CoreLogic has released their Best of the Best report for 2018, revealing the suburbs which performed best as the property market slowed.
At a macro level, CoreLogic research analyst Cameron Kusher describes the property market conditions for 2018 as ‘slowing quite rapidly’. Digging beneath the surface, his analysis found that the market conditions are now somewhat of a mixed bag, and as diverse as ever.
Values fell nationally by -4.1 per cent over the 12 months to November 2018, which marks the largest annual fall since December 2011. CoreLogic reports values declining more rapidly, particularly in Sydney and Melbourne, as the year progressed.
Across the capital cities, dwelling values fell over the past year in Sydney, Melbourne, Perth and Darwin while they rose everywhere else.
Across the individual capital cities, the annual change in values were recorded at: -8.1 per cent in Sydney (its largest annual fall since May 1983), -5.8 per cent in Melbourne (its largest annual fall since March 2009). +0.3 per cent in Brisbane, +1.4 per cent in Adelaide, -4.2 per cent in Perth, +9.3 per cent in Hobart, -0.8 per cent in Darwin and +4.0 per cent in Canberra.
Inside this slowdown, there were still some suburbs which performed well. Tasmania and NSW dominated the list in residential, with both taking out four spots in the top ten. In units, it was NSW again, joined this time by Victoria, with both holding three spots in the top ten.
These suburbs show that the property market is still as complex as it has ever been when you dig below the surface, despite national figures showing a slowdown and modest growth.
Particularly interesting is the driving factors in the slowdown, with Mr Kusher saying that unlike previous housing market cooldowns, it wasn’t economic slowing to blame, instead the chance in 2018 was manufactured by tighter credit conditions while the economy continues to grow and mortgage rates sit at near record low levels.
“Since the onset of financial deregulation in the mid-1980s, credit access at the time became a whole lot easier for borrowers. However, since macroprudential policies implementation began in 2015, accessing credit has become incrementally more difficult and where investors and interest-only borrowers are having to pay higher mortgage rates.”
2019 will bring more of the same says Mr Kusher, with Sydney and Melbourne, expected to drive the decline while other regions even out or experience a slight slowing in growth.
“2019 credit conditions are expected to remain tight – a likely catalyst towards dampening housing market conditions.

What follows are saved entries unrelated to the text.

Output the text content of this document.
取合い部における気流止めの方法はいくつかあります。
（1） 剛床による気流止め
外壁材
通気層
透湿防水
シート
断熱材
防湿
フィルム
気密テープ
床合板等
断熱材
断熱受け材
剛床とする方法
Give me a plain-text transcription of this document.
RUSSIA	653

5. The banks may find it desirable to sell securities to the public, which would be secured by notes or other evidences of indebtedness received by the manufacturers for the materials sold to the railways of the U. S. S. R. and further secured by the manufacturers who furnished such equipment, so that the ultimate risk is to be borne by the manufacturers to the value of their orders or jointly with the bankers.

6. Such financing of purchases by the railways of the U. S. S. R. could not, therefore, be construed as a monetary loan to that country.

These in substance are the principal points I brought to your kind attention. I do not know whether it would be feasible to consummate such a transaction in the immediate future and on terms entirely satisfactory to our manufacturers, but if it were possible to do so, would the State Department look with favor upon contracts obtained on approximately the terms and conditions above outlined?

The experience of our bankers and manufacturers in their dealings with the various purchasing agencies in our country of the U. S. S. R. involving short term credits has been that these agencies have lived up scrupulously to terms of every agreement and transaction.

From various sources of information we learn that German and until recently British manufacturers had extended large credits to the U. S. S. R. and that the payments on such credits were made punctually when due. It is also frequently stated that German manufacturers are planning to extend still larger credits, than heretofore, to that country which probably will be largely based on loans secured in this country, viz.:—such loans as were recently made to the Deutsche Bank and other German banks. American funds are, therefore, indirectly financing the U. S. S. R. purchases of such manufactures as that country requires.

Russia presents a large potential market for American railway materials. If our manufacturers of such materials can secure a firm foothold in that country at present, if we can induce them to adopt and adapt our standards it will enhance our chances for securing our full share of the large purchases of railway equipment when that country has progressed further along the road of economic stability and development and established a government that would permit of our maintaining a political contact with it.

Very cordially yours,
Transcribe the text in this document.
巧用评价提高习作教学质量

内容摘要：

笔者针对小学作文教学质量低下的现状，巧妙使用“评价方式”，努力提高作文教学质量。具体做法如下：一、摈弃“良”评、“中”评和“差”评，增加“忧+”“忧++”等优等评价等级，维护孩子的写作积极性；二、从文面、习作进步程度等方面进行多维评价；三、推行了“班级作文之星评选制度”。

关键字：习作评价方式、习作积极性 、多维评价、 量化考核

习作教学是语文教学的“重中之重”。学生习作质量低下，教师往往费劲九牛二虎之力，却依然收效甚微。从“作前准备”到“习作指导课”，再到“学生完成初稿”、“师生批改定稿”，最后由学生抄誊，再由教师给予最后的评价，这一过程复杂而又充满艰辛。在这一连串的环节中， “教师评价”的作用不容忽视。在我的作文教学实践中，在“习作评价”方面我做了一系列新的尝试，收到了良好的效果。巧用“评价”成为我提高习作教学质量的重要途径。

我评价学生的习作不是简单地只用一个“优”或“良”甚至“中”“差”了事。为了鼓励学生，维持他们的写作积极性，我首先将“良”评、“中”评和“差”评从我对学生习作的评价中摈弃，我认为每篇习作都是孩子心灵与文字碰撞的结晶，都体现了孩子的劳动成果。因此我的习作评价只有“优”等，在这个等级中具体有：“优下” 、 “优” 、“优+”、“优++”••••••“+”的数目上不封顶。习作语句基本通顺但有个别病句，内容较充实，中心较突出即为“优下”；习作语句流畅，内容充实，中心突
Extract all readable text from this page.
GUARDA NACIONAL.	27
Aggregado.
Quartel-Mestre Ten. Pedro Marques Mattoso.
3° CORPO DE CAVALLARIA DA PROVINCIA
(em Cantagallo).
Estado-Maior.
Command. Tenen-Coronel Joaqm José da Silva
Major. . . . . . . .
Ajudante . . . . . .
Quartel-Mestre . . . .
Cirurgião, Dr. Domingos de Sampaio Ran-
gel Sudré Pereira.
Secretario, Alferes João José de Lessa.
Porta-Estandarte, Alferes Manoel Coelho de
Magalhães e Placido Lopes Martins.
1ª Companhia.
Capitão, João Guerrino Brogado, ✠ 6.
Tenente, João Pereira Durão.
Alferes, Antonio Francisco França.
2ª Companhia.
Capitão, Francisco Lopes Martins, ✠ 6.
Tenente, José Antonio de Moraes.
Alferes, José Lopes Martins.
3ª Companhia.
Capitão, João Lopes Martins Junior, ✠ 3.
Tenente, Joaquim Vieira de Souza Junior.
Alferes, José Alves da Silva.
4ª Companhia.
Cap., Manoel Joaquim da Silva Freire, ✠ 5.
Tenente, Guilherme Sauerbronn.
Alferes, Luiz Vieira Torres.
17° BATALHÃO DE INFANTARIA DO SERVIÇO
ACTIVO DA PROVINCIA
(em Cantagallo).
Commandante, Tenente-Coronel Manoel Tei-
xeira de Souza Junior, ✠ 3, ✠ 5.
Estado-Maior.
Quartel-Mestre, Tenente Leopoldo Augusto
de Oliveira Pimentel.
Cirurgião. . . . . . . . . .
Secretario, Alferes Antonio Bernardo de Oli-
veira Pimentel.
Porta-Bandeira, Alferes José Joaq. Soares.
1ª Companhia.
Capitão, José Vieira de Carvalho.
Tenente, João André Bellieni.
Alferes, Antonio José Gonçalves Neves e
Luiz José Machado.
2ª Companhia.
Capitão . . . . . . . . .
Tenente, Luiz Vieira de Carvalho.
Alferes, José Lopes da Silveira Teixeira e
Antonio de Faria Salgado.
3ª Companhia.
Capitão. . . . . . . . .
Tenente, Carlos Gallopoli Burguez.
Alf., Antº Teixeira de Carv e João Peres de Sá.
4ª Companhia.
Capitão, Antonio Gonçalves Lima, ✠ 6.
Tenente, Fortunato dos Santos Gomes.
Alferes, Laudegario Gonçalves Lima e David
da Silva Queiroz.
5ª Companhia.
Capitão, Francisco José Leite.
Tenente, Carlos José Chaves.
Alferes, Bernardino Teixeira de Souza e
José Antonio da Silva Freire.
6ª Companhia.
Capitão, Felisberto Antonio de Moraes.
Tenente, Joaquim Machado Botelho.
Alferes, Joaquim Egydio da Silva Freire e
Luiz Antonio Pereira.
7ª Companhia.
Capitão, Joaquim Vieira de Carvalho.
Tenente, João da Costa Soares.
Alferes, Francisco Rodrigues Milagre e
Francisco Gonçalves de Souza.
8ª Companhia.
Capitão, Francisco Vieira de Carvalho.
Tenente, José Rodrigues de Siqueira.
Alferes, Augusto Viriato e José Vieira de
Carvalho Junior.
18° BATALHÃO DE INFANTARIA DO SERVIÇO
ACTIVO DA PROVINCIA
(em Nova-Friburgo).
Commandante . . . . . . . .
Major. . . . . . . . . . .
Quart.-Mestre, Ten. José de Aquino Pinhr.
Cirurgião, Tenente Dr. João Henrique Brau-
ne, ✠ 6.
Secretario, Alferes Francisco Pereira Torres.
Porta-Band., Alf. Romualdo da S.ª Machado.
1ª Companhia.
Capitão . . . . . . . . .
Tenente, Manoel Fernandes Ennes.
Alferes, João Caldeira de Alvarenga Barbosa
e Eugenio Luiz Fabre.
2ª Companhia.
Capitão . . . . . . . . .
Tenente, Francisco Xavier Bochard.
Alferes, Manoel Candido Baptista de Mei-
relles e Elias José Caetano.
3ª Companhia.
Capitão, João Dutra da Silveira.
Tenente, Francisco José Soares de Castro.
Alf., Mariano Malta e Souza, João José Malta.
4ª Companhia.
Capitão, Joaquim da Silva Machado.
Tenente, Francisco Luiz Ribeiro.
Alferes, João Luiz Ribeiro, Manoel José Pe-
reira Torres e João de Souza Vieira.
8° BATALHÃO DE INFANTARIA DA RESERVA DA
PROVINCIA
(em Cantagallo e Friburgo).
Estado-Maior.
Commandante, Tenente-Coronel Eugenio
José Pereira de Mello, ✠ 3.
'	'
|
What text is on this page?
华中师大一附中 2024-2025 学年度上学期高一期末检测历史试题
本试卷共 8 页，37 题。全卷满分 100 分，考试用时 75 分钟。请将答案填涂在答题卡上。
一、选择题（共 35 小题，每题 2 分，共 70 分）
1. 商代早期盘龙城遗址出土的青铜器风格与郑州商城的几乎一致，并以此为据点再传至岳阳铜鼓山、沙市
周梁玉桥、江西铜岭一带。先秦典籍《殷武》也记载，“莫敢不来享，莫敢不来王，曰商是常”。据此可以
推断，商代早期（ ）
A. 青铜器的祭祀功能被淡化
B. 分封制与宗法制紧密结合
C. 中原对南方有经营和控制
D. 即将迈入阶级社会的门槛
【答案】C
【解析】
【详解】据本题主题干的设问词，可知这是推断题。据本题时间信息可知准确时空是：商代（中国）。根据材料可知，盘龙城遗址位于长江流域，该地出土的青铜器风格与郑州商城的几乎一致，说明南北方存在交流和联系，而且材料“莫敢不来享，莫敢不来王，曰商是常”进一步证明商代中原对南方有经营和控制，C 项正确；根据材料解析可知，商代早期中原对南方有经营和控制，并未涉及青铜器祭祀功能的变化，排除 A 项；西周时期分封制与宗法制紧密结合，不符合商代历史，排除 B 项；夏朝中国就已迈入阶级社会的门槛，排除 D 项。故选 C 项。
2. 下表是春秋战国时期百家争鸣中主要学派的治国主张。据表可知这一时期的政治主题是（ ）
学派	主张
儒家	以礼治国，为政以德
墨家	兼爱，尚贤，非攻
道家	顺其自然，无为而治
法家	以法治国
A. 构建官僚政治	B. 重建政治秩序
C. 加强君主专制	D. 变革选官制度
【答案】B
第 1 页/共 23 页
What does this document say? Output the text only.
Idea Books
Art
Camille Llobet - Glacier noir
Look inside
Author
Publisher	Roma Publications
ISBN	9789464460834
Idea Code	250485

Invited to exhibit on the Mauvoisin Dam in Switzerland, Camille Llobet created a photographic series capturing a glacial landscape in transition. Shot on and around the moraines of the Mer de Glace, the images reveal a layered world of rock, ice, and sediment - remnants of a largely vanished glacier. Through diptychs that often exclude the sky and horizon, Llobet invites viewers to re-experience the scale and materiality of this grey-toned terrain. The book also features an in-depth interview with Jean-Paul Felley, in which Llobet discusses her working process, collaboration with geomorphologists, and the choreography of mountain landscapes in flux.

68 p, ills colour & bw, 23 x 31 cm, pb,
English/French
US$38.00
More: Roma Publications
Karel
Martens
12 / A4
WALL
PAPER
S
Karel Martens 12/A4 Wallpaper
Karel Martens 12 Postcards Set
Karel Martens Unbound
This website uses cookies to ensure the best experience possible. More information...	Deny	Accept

February will see the release of the Banking Royal Commission findings and recommendations and will potentially deliver significant changes for the mortgage landscape.”
“To-date the Reserve Bank has not been overly concerned with falling dwelling values largely because it has mostly been contained to Sydney and Melbourne and both cities have seen a substantial run-up in values over recent years. While that may be the case, if the slowing housing market delivers an impact consumer consumption, we could then see a change of tact. Were this to happen, we could see some of the temporary macroprudential measures eased back throughout 2019.”